でも、以前アイドルだった人の自伝的本で、相当えぐい握手会とかプレゼントの話を読み アイドルって本当に大変だと思ったことがあった。 彼女はそういう事にも耐えていけるのだろうか。いや耐えてみせる!と決めているのかしら?
そうされたら「頑張って」としかいえなくなる気もする。 大人に操られて、とりあえずやってる感が少ない気もする。 でも、ほんとうにそうなのかな・・・
どうしてこんなに生き急いでるのかしら? どうして女優として有名になりたいのかしら? やっぱりジェネレーションギャップなのかしら?

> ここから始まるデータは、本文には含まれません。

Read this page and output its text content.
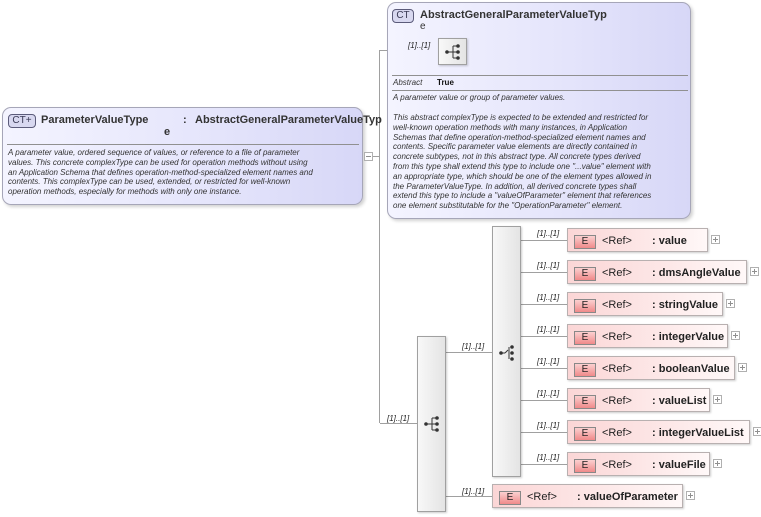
CT+ ParameterValueType	: AbstractGeneralParameterValueTyp
e
A parameter value, ordered sequence of values, or reference to a file of parameter
values. This concrete complexType can be used for operation methods without using
an Application Schema that defines operation-method-specialized element names and
contents. This complexType can be used, extended, or restricted for well-known
operation methods, especially for methods with only one instance.
CT AbstractGeneralParameterValueTyp
e
[1]..[1]
Abstract True
A parameter value or group of parameter values.
This abstract complexType is expected to be extended and restricted for
well-known operation methods with many instances, in Application
Schemas that define operation-method-specialized element names and
contents. Specific parameter value elements are directly contained in
concrete subtypes, not in this abstract type. All concrete types derived
from this type shall extend this type to include one "...value" element with
an appropriate type, which should be one of the element types allowed in
the ParameterValueType. In addition, all derived concrete types shall
extend this type to include a "valueOfParameter" element that references
one element substitutable for the "OperationParameter" element.
[1]..[1]
[1]..[1]
[1]..[1]
E	<Ref> : value
[1]..[1]
E	<Ref> : dmsAngleValue
[1]..[1]
E	<Ref> : stringValue
[1]..[1]
E	<Ref> : integerValue
[1]..[1]
E	<Ref> : booleanValue
[1]..[1]
E	<Ref> : valueList
[1]..[1]
E	<Ref> : integerValueList
[1]..[1]
E	<Ref> : valueFile
[1]..[1]
E	<Ref> : valueOfParameter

この子が特別な存在なのかしら?そうだったら仕方ないわねえ。 若いうちから夢や目標があって、迷いがないってのも羨ましい気もしますし。 ある程度、売れて、余裕ができたら、次の目標も達成しやすいしね。 実際、そうしているアイドル出身者もいないことないし。 やはり高度経済を望めない、つまり安定した成長を期待できる社会でなくなった故の傾向なのでしょうか。 早く現実の世の中、人間の汚さを思い知ることはそんなに悪いことではないのかもしれない。
でもやはり小学生の子の水着の写真集ってのは、どうも抵抗ある。私には。 ------------ 女の子ではないけど、有名な男の子ばかりの芸能プロダクションには 昔、とんでもない暴露本があって、それが事実かどうかわからないけど そんな疑いがあるのに、どうして自らの子どもや兄弟を入れようとがんばるのか、それも長年の謎でした。 視聴率稼ぎ頭のタレントを抱える所なんで、そこ関連の不祥事とかはテレビではめったに扱われない。 一般市民が望んでいないといいうワケです。
ま、こうした循環で成り立っているのですよね。 有名になって、お金を稼げばいいって世の中にあっては、抗うほうが大変ですもんね。 そして弱い対象にひずみが出るんでしょう。